When she emerges from the bathroom her lips are raw. She smells of toothpaste and has changed into a hospital gown. She slumps down on her bed and clutches her shabby teddy bear.
I look from her image to A. in her bed.
“Who are these people?” I ask. “How old are you here?”
“Sixteen. My mother, my brother, my uncle, my cousin, and my best friend.”
I search for clues in the photo. Nine years. What the hell happened to her?
“Do I have to act out to get a shot? I just want to sleep now.”
“I’ll bring you something.”
I inject a mild sedative. Now is not the time to discuss coping mechanisms. She skips dinner and sleeps through the evening. Sometimes that’s the best you can do for someone.

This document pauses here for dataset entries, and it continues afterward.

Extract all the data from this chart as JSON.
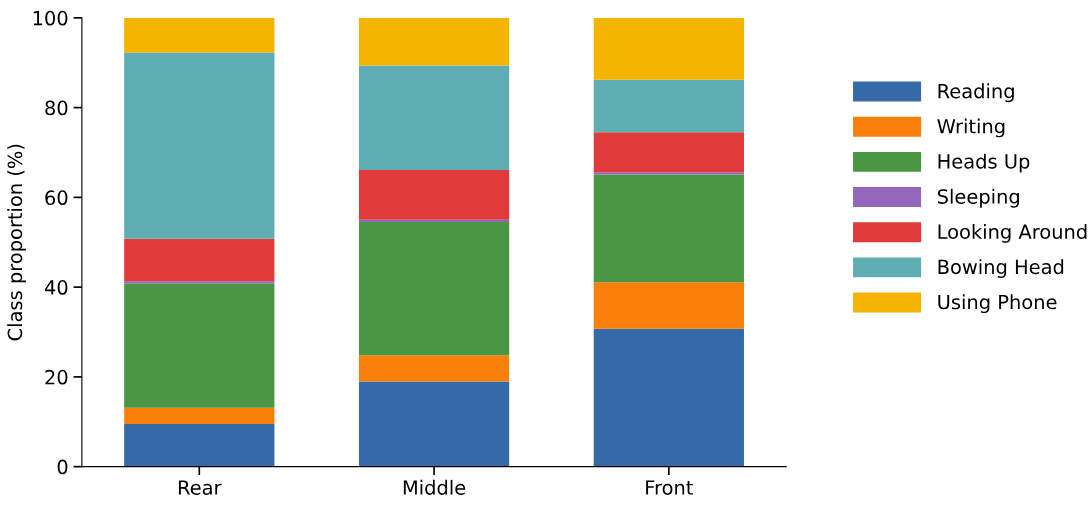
{
  "chart_data": {
    "type": "bar",
    "stacked": true,
    "ylabel": "Class proportion (%)",
    "categories": [
      "Rear",
      "Middle",
      "Front"
    ],
    "series": [
      {
        "name": "Reading",
        "color": "#3569a8",
        "values": [
          9.5,
          19.0,
          30.7
        ]
      },
      {
        "name": "Writing",
        "color": "#f77f0a",
        "values": [
          3.6,
          5.8,
          10.4
        ]
      },
      {
        "name": "Heads Up",
        "color": "#4a9644",
        "values": [
          27.7,
          29.7,
          24.0
        ]
      },
      {
        "name": "Sleeping",
        "color": "#9467bd",
        "values": [
          0.5,
          0.5,
          0.5
        ]
      },
      {
        "name": "Looking Around",
        "color": "#e03a3a",
        "values": [
          9.5,
          11.1,
          8.9
        ]
      },
      {
        "name": "Bowing Head",
        "color": "#5eadb2",
        "values": [
          41.5,
          23.3,
          11.7
        ]
      },
      {
        "name": "Using Phone",
        "color": "#f4b400",
        "values": [
          7.7,
          10.6,
          13.8
        ]
      }
    ],
    "ylim": [
      0,
      100
    ],
    "yticks": [
      0,
      20,
      40,
      60,
      80,
      100
    ],
    "grid": false,
    "legend": "right"
  }
}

When I leave the hospital that night through the sliding glass doors of the emergency room, I inhale deeply. There’s a disconnect between 3 East and the rest of the world. It’s an occupational hazard. Inside, I lose track of time. I’m reminded it’s Christmas when cards and an artificial flame-retardant tree decorated with soft ornaments appears on 3 East.
Now it’s the end of February, still dreary and cold, a clear night with a dazzling array of stars and a sliver of bright white moon. Plumes of vapor billow from my mouth. I point my car home. Garlands of Christmas lights still grace houses and trees in Portland. I can’t decide whether my neighbors are lazy or crazy; maybe they’re depressed by our long gray winters or eccentrics who love Christmas lights. Whatever their reason, that night I'm grateful.